The Two Modes: Level-Triggered vs. Edge-Triggered

This is a common interview question regarding epoll.

• Level-Triggered (LT) - Default:
  • The kernel tells you a socket is ready. If you don't read all the data, the kernel will keep telling you every time you call epoll_wait until the buffer is empty.
  • Safe, but slightly more overhead.
• Edge-Triggered (ET) - High Performance:
  • The kernel tells you a socket is ready only once when the state changes (e.g., when new data arrives). If you only read half the data, the kernel will not tell you again until new data arrives.
  • Much faster, but you must use non-blocking I/O and loop until you get an EAGAIN error to ensure the buffer is truly empty.

Why is it so fast?

1. Red-Black Tree: Storing the "interest list" in a tree means we can add/remove millions of connections efficiently.
2. The Ready List: The kernel handles the work of monitoring the hardware. When a packet hits the network card, an interrupt triggers the kernel to move that specific socket descriptor into the "Ready List." The application doesn't have to search for it.
3. Reduced Context Switching: Because the interest list is maintained inside the kernel, the application doesn't have to pass a massive list of 100,000 descriptors to the kernel every time it wants to check for updates.

Summary

epoll is the reason a single Linux server can handle millions of concurrent web connections. By moving from a "Scanning" model to an "Event" model, it removed the bottleneck that previously prevented the internet from scaling to the massive size it is today.

Beyond epoll: io_uring

While epoll is great, it still requires a system call (epoll_wait) to wake up userspace. System calls are expensive because they require a context switch from "User Mode" to "Kernel Mode."

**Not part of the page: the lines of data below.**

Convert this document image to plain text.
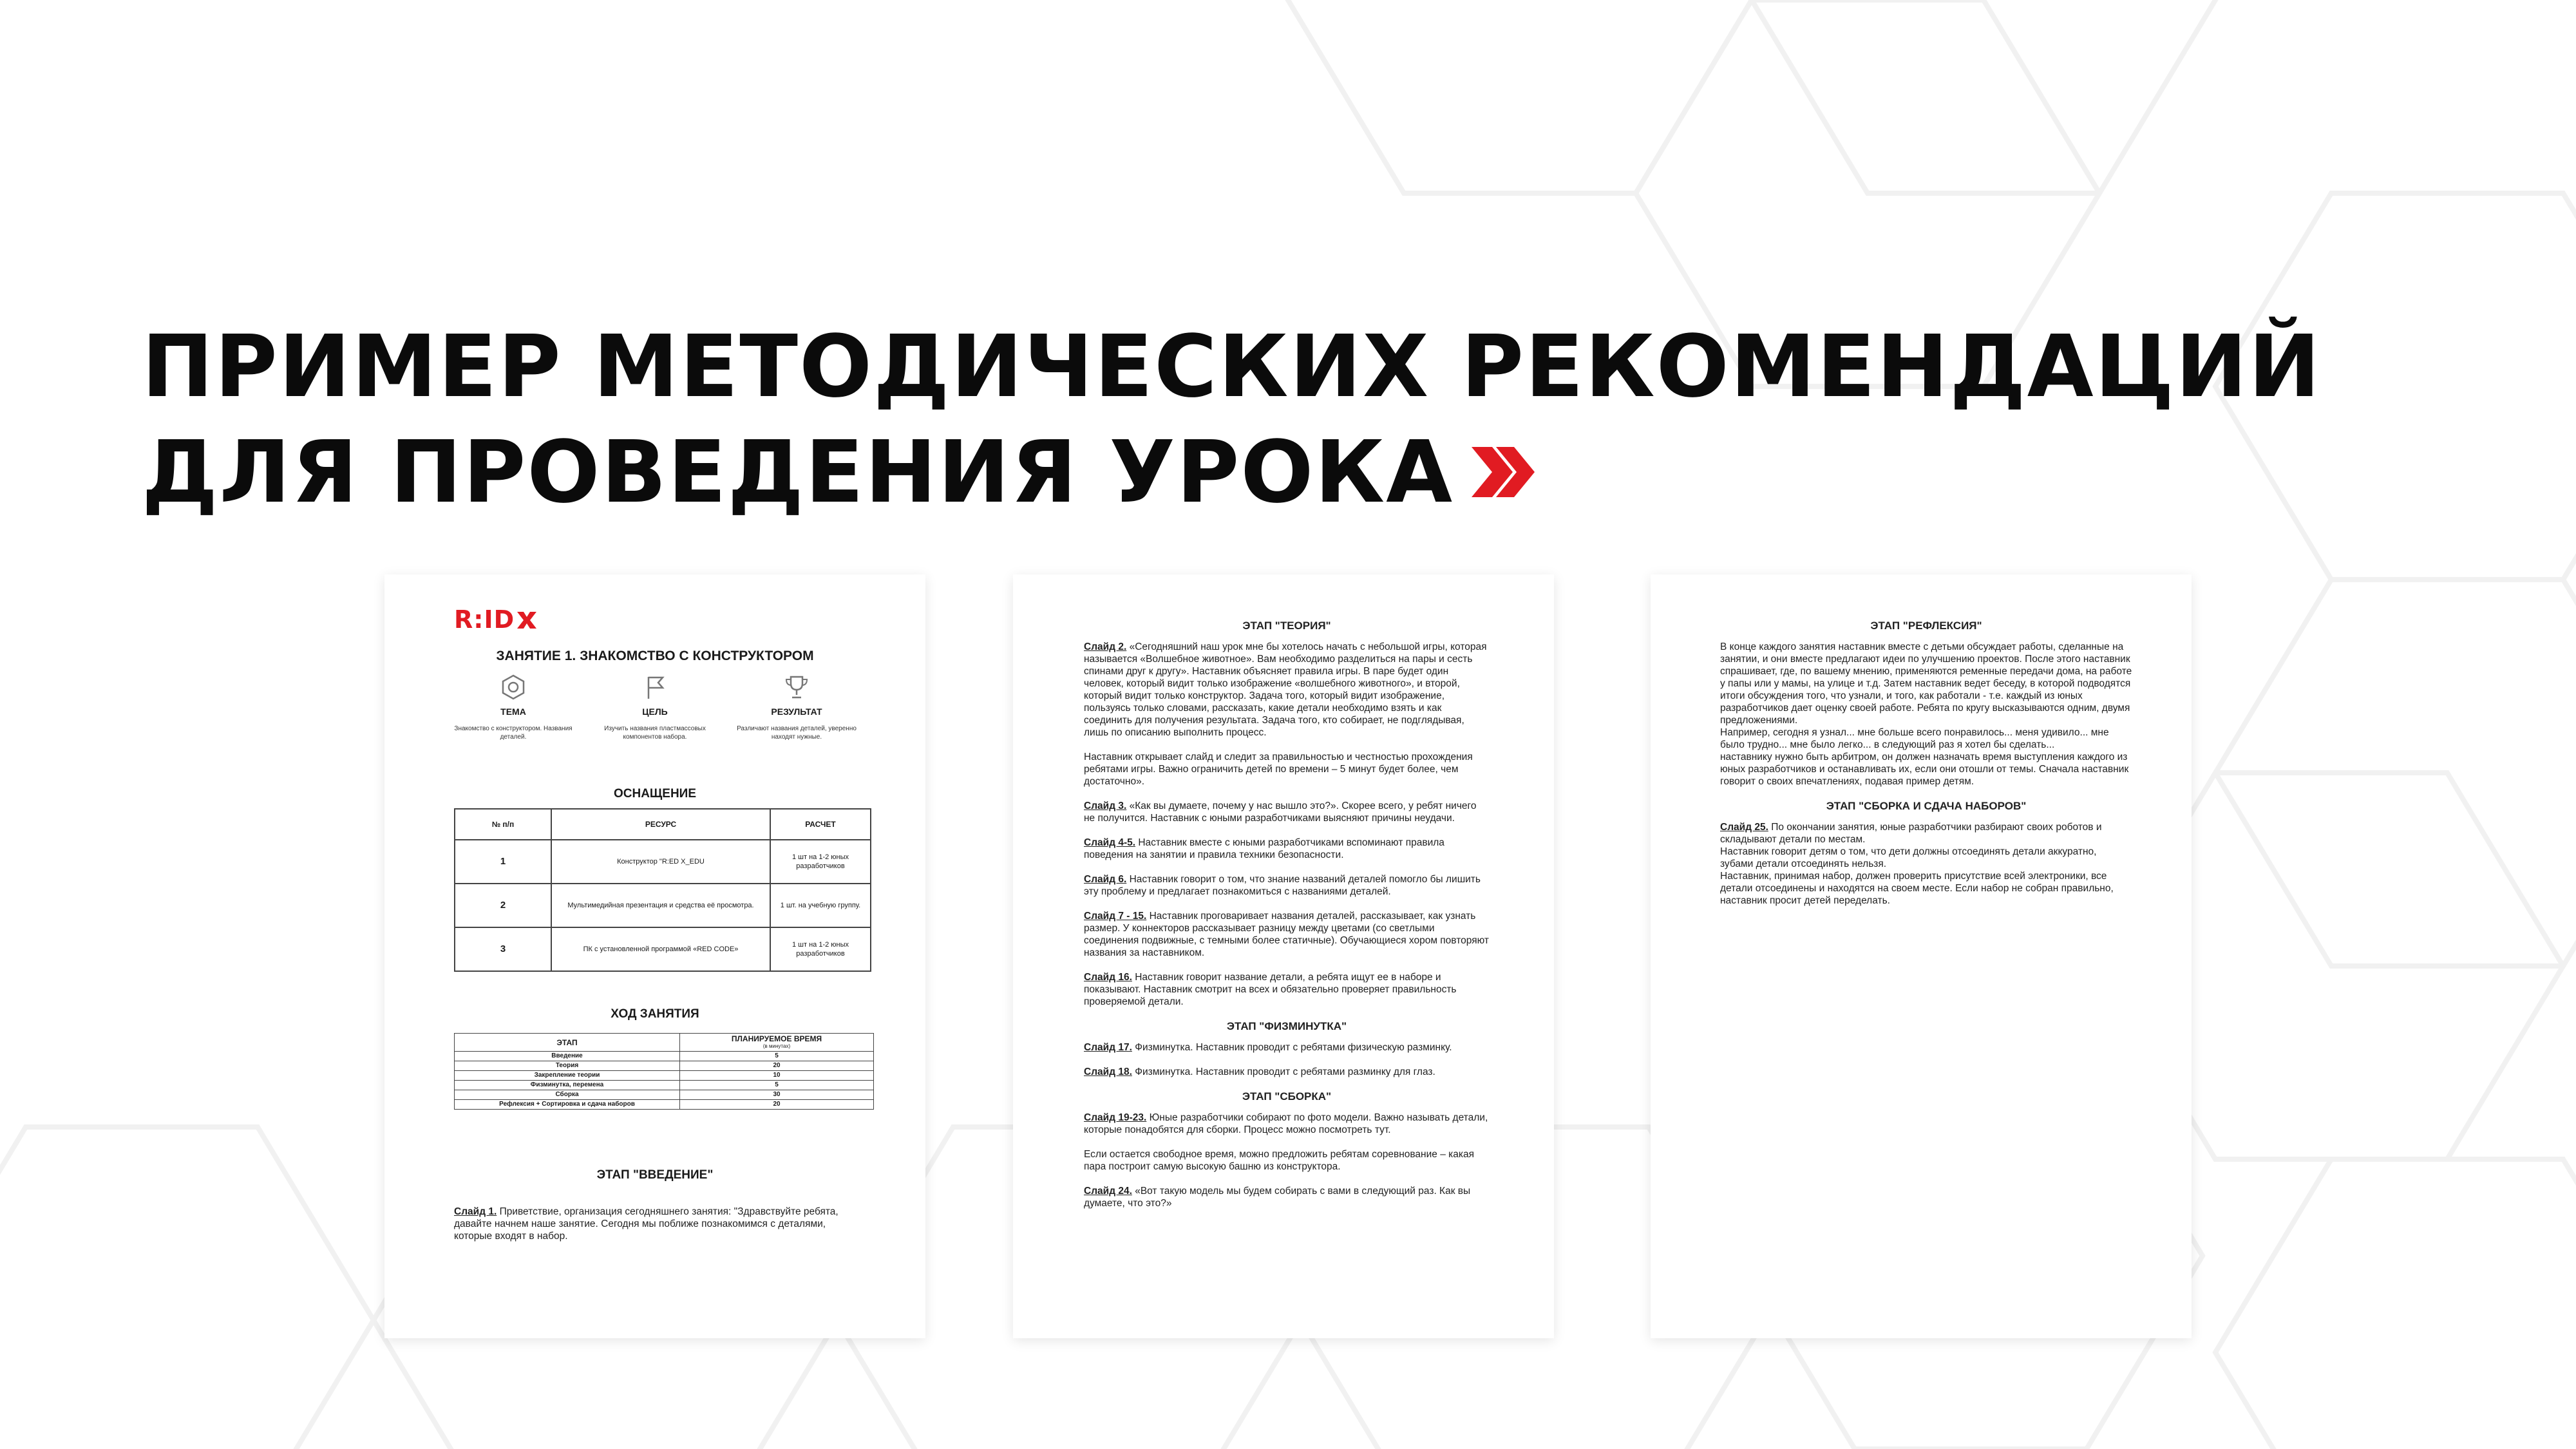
ПРИМЕР МЕТОДИЧЕСКИХ РЕКОМЕНДАЦИЙ
ДЛЯ ПРОВЕДЕНИЯ УРОКА
R:ID
ЗАНЯТИЕ 1. ЗНАКОМСТВО С КОНСТРУКТОРОМ
ТЕМА
Знакомство с конструктором. Названия деталей.
ЦЕЛЬ
Изучить названия пластмассовых компонентов набора.
РЕЗУЛЬТАТ
Различают названия деталей, уверенно находят нужные.
ОСНАЩЕНИЕ
№ п/п	РЕСУРС	РАСЧЕТ
1	Конструктор "R:ED X_EDU	1 шт на 1-2 юных разработчиков
2	Мультимедийная презентация и средства её просмотра.	1 шт. на учебную группу.
3	ПК с установленной программой «RED CODE»	1 шт на 1-2 юных разработчиков
ХОД ЗАНЯТИЯ
ЭТАП	ПЛАНИРУЕМОЕ ВРЕМЯ
(в минутах)

Введение	5
Теория	20
Закрепление теории	10
Физминутка, перемена	5
Сборка	30
Рефлексия + Сортировка и сдача наборов	20
ЭТАП "ВВЕДЕНИЕ"
Слайд 1. Приветствие, организация сегодняшнего занятия: "Здравствуйте ребята, давайте начнем наше занятие. Сегодня мы поближе познакомимся с деталями, которые входят в набор.
ЭТАП "ТЕОРИЯ"

Слайд 2. «Сегодняшний наш урок мне бы хотелось начать с небольшой игры, которая называется «Волшебное животное». Вам необходимо разделиться на пары и сесть спинами друг к другу». Наставник объясняет правила игры. В паре будет один человек, который видит только изображение «волшебного животного», и второй, который видит только конструктор. Задача того, который видит изображение, пользуясь только словами, рассказать, какие детали необходимо взять и как соединить для получения результата. Задача того, кто собирает, не подглядывая, лишь по описанию выполнить процесс.

Наставник открывает слайд и следит за правильностью и честностью прохождения ребятами игры. Важно ограничить детей по времени – 5 минут будет более, чем достаточно».

Слайд 3. «Как вы думаете, почему у нас вышло это?». Скорее всего, у ребят ничего не получится. Наставник с юными разработчиками выясняют причины неудачи.

Слайд 4-5. Наставник вместе с юными разработчиками вспоминают правила поведения на занятии и правила техники безопасности.

Слайд 6. Наставник говорит о том, что знание названий деталей помогло бы лишить эту проблему и предлагает познакомиться с названиями деталей.

Слайд 7 - 15. Наставник проговаривает названия деталей, рассказывает, как узнать размер. У коннекторов рассказывает разницу между цветами (со светлыми соединения подвижные, с темными более статичные). Обучающиеся хором повторяют названия за наставником.

Слайд 16. Наставник говорит название детали, а ребята ищут ее в наборе и показывают. Наставник смотрит на всех и обязательно проверяет правильность проверяемой детали.

ЭТАП "ФИЗМИНУТКА"

Слайд 17. Физминутка. Наставник проводит с ребятами физическую разминку.

Слайд 18. Физминутка. Наставник проводит с ребятами разминку для глаз.

ЭТАП "СБОРКА"

Слайд 19-23. Юные разработчики собирают по фото модели. Важно называть детали, которые понадобятся для сборки. Процесс можно посмотреть тут.

Если остается свободное время, можно предложить ребятам соревнование – какая пара построит самую высокую башню из конструктора.

Слайд 24. «Вот такую модель мы будем собирать с вами в следующий раз. Как вы думаете, что это?»

ЭТАП "РЕФЛЕКСИЯ"
В конце каждого занятия наставник вместе с детьми обсуждает работы, сделанные на занятии, и они вместе предлагают идеи по улучшению проектов. После этого наставник спрашивает, где, по вашему мнению, применяются ременные передачи дома, на работе у папы или у мамы, на улице и т.д. Затем наставник ведет беседу, в которой подводятся итоги обсуждения того, что узнали, и того, как работали - т.е. каждый из юных разработчиков дает оценку своей работе. Ребята по кругу высказываются одним, двумя предложениями.
Например, сегодня я узнал... мне больше всего понравилось... меня удивило... мне было трудно... мне было легко... в следующий раз я хотел бы сделать...

наставнику нужно быть арбитром, он должен назначать время выступления каждого из юных разработчиков и останавливать их, если они отошли от темы. Сначала наставник говорит о своих впечатлениях, подавая пример детям.

ЭТАП "СБОРКА И СДАЧА НАБОРОВ"
Слайд 25. По окончании занятия, юные разработчики разбирают своих роботов и складывают детали по местам.
Наставник говорит детям о том, что дети должны отсоединять детали аккуратно, зубами детали отсоединять нельзя.
Наставник, принимая набор, должен проверить присутствие всей электроники, все детали отсоединены и находятся на своем месте. Если набор не собран правильно, наставник просит детей переделать.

io_uring (introduced in 2019) allows userspace and the kernel to share a ring buffer in memory. Userspace drops a request into the ring, and the kernel picks it up without a system call. The kernel drops the result into another ring, and userspace picks it up.

It is essentially "zero-wakeup" I/O.

Summary

• epoll avoids waking you up to tell you "nothing happened" (unlike select).
• epoll only wakes you up with a list of active events, so you don't waste time searching.
• Edge-Triggered mode allows you to minimize the number of wakeups per data event.
• It is the foundation of almost all modern, scalable Linux networking.